MonsterUnderYourBed posted:

Thanks for that, you guys have been really helpful. So I guess you would usually use a squib kick if you think time will expire before the play is dead, or if you think your defence is a better chance to hold out for what time is left, than your kicking team is of blocking the return.
Exactly, they're used to neutralize dangerous kick returners, or when the kickoff will be the last play of a game still within reach for the receiving team. The tradeoff is you give up a better average field position for a lower chance of a touchdown on the return.

KICK BAMA KICK
Mar 2, 2009

It's often said the unspoken rule is that blockers can get away with grabbing the jersey or whatever as long as their hands stay inside, on the front of the defender's chest. It's when they move outside, like a hug or start grabbing onto limbs that holding gets called.

KICK BAMA KICK
Mar 2, 2009

OperaMouse posted:

What is a "tweener"?

Mentioned a lot during the draft period.

I think it's a guy who falls between the ideal pro sizes for two different positions. Like a college DE who isn't as big as NFL DEs should be and will likely move to OLB.

KICK BAMA KICK
Mar 2, 2009

Punt returner also has to be not a goddamn moron and know when to fair catch, and I'm sure all of us have a shining example of someone from your team who could not achieve this.

KICK BAMA KICK
Mar 2, 2009

It's also more common in high school or youth leagues, where lower skill levels mean simple athleticism can be that much more effective -- just let the one guy on the team with a future be on the field as much as possible. Same reason so many college players who end up playing at another skill position or as a DB were actually high school QBs. The fact that a lot of them weren't exceptional passers wasn't as important as the fact that they were just the best athlete on the team, and the value of them touching the ball on every snap outweighed that.

KICK BAMA KICK
Mar 2, 2009

CannonFodder posted:

My Google-fu is weak, so I'm asking it here.

When an NCAA player has to sit out a year for academic reasons, and has already played a season, can they still (if available) use a redshirt for that season or does that count as one of the 4 years of eligibility? I thought of this during the Notre Dame game, because the announcers were nice enough to remind me why Gholston missed last year (academic eligibility).

Yeah, the redshirt year isn't required to be your first year on campus or anything. Works the same if you have to sit a year for transfer or injury.

KICK BAMA KICK
Mar 2, 2009

Sash! posted:

A thought occurred to me:

Back in the days when you could tie in college ball, how common was 'playing for the tie?' Did ties negatively impact teams in the polls?
It was kinda a pro troll move in the right spots. Pat Dye infuriated Syracuse in the '88 ('87 season) Sugar Bowl by kicking a 30-yard field goal with one second left for a tie rather than risking a play for the win.
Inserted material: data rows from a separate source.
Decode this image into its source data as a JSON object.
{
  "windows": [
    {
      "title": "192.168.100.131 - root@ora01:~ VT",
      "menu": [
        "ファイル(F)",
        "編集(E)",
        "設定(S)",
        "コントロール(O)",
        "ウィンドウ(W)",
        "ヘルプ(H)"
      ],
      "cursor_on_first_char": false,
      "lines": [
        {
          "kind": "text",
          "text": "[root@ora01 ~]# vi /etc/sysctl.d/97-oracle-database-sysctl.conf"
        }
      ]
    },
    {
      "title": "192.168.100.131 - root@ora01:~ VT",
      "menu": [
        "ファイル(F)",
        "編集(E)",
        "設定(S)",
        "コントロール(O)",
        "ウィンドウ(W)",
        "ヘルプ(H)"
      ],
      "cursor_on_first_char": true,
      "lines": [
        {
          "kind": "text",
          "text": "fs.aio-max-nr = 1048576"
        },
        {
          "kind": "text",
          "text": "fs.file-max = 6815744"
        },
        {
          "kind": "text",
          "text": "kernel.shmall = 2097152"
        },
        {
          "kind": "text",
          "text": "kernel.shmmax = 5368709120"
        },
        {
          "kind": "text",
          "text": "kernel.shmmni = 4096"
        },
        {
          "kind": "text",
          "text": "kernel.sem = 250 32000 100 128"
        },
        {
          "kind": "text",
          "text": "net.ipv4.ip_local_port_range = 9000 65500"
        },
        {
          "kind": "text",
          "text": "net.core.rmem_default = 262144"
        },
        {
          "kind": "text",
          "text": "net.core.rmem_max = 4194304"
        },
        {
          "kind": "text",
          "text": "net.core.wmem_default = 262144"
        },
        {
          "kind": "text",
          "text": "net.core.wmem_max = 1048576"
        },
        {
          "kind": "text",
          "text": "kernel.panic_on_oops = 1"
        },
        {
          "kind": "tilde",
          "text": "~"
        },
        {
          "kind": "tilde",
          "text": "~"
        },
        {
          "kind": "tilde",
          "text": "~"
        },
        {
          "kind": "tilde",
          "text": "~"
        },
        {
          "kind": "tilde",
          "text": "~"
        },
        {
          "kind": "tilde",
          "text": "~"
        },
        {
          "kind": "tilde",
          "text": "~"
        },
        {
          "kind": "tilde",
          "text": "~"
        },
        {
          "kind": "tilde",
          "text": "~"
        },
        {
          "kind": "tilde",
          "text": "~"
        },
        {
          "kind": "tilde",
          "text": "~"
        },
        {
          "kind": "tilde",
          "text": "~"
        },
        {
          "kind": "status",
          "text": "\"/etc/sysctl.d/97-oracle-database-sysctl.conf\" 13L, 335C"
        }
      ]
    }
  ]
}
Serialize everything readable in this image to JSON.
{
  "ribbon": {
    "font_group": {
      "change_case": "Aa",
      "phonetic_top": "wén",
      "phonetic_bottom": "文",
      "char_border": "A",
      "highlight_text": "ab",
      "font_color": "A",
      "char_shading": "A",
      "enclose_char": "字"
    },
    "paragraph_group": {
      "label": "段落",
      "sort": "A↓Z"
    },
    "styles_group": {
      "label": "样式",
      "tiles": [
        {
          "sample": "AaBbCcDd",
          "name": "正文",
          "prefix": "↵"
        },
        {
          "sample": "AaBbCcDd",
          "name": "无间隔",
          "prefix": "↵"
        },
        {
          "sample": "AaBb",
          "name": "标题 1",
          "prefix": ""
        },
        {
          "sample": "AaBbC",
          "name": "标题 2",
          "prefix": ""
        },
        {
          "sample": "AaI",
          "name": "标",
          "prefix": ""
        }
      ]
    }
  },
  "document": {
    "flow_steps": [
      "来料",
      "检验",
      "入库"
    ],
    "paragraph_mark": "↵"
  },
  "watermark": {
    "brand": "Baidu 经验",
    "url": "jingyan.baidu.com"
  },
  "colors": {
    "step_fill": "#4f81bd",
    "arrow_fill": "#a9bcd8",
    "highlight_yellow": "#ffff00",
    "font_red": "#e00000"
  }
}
Auburn already had a loss and didn't have a ton to gain from the win, but the tie was the only blemish on a perfect season for Syracuse and kept them from winning a natty.

KICK BAMA KICK
Mar 2, 2009

Probably irrelevant to the pro game with direct headset communication to the QB but with "stealing signs" coming up a few times recently in the college game, I was wondering if anyone puts any real work into designing the signals teams use to call plays from the sidelines. The tradeoff between comprehensibility and security seems like a question for professionals but I can totally imagine coaching staffs just passing down whatever systems they learned when they played with just minor variations and no one involved has any real knowledge of cryptography. Seems like it wouldn't be that hard to get a grad student to cook up something sensible but does anyone actually do that?

KICK BAMA KICK
Mar 2, 2009

Yeah, we use those too, just wondering how sound they are in cryptographic terms or if everyone is just counting on the fact that no one on the other sideline is trying any harder than they are.

KICK BAMA KICK
Mar 2, 2009

Grifter posted:

How powerful are recruiting rankings in terms of being predictive of NCAA football team successes?
Here's a good examination. The correlation is undeniable, but college football is too weird, even the unbeatable teams too beatable, to preemptively crown a team based solely on that.

KICK BAMA KICK
Mar 2, 2009

NFL rules posted:

ROUGHING THE PASSER
Article 13
Because the act of passing often puts the quarterback (or any other player attempting a pass) in a position where he is particularly vulnerable to injury, special rules against roughing the passer apply.
and the rule refers to "passer" throughout. I'd guess HBs throwing on a trick play might get slightly less protection in reality than golden boy QBs but just for unconscious reasons, not by rule.

KICK BAMA KICK
Mar 2, 2009

SkunkDuster posted:

I assume there isn't a rule against it, but is there any good reason why a team wouldn't want to run up the score?
Once the game is in hand there's value in benching starters to protect them from injury while giving backups live-ball experience. It's also widely considered unsportsmanlike, though everyone has different definitions of how much is too much and what sort of playcalls and personnel would constitute an unseemly attempt to score. This isn't just a point of sportsmanship in college, where top teams' fates were determined by the subjective opinions of poll voters in the past and are now by playoff committee members. Some bluenoses actually got so offended by it that the BCS prohibited the computer formulas it used for a portion of its rankings from considering margin of victory.

KICK BAMA KICK
Mar 2, 2009

Does the draft clock ever run out on anybody?

KICK BAMA KICK
Mar 2, 2009

You ever see a dude in a pink shirt that says "FIGHT BREAST CANCER" and then you look closer and below that it says "CAUSE I LOVE SUCKIN' ON THEM TITTAYS"? The NFL is that in corporate form.

KICK BAMA KICK
Mar 2, 2009

e: nm, I'm dumb

KICK BAMA KICK
Mar 2, 2009

Makes me curious, how much do teams spend on an actual gameday jersey?

KICK BAMA KICK
Mar 2, 2009

Are the draft grades college underclassmen get from the NFL advisory board usually pretty accurate?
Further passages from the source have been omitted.